Şehzade Mehmet'in odasına girdiğimde yine o tanıdığım koku burnum doldurdu. İskender yavaşça Şehzade Mehmet'i yüz üstü yatağa bıraktığında Nurbahar Sultan yanına koşarken Valide Sultan hiddetle bağırdı.

"Hekimler nerede kaldı? Derhal aslanıma haber verin."

"Haber verildi sultanım." dedi İskender.

"Oğlum, kim kıydı sana?" Nurbahar sultanın bir yandan ağlarken diğer yandan titreyen sesi kulaklarımı doldururken odaya hızlıca heybetiyle Sultan Mustafa girdi. Keskin bakışlarıyla korku salıyordu. Oğlu gibi yemyeşil keskin gözlerinden endişeyi ve aynı zamanda intikam hırsını okuyabiliyordum.
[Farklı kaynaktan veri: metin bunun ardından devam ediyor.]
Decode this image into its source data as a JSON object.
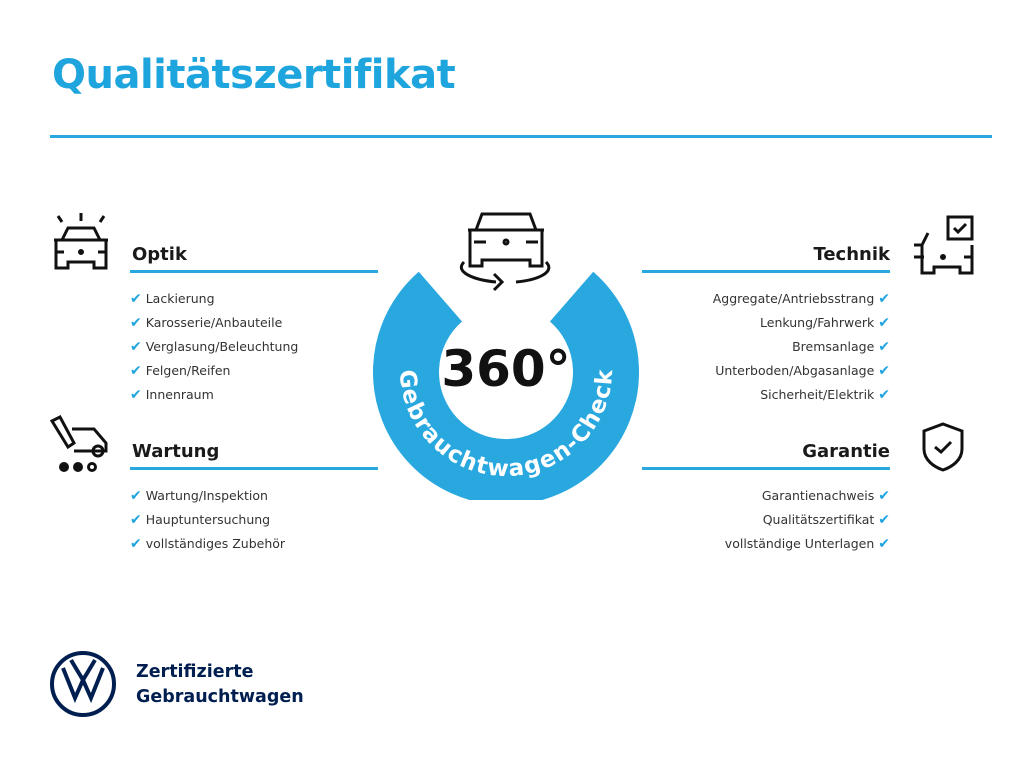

Hızlıca oğlunun yanına koşarken bağırdı.

"Mehmet!" sonrasında Nurbahar Sultan'a döndü. "Yaşıyor mu?" Kadın hızlıca aksini düşünmeyi tasavvur dahi etmezken kafasını salladı.

"Hekimler nerede kaldı? Nasıl oldu bu, kim cüret eder buna? Benim sarayımda, benim şehzademe kim kıyar?"

Koşarak odaya giren üç tane hekim girip şehzadenin yanına koşarken Nurbahar Sultan ayağa kalkıp hekimlere yer verdiğinde eşine sarıldı.

"Hünkarım, oğluma bir şey olursa ben yaşayamam."

"Kötüyü düşünme, oğlumuz yaşayacak." dedi tek kolunu karısına sararken.

"Bunun sorumlusunu bul bana İskender. Her kim buna cüret ettiyse bedelini misliyle ödeyecek." İskender başını sallayıp selam verdiğinde hekimlerden biri Sultan Mustafa Han'a döndü. Diğerler hekimlerde Mehmet'in üstünü çıkartmaya başlamıştı.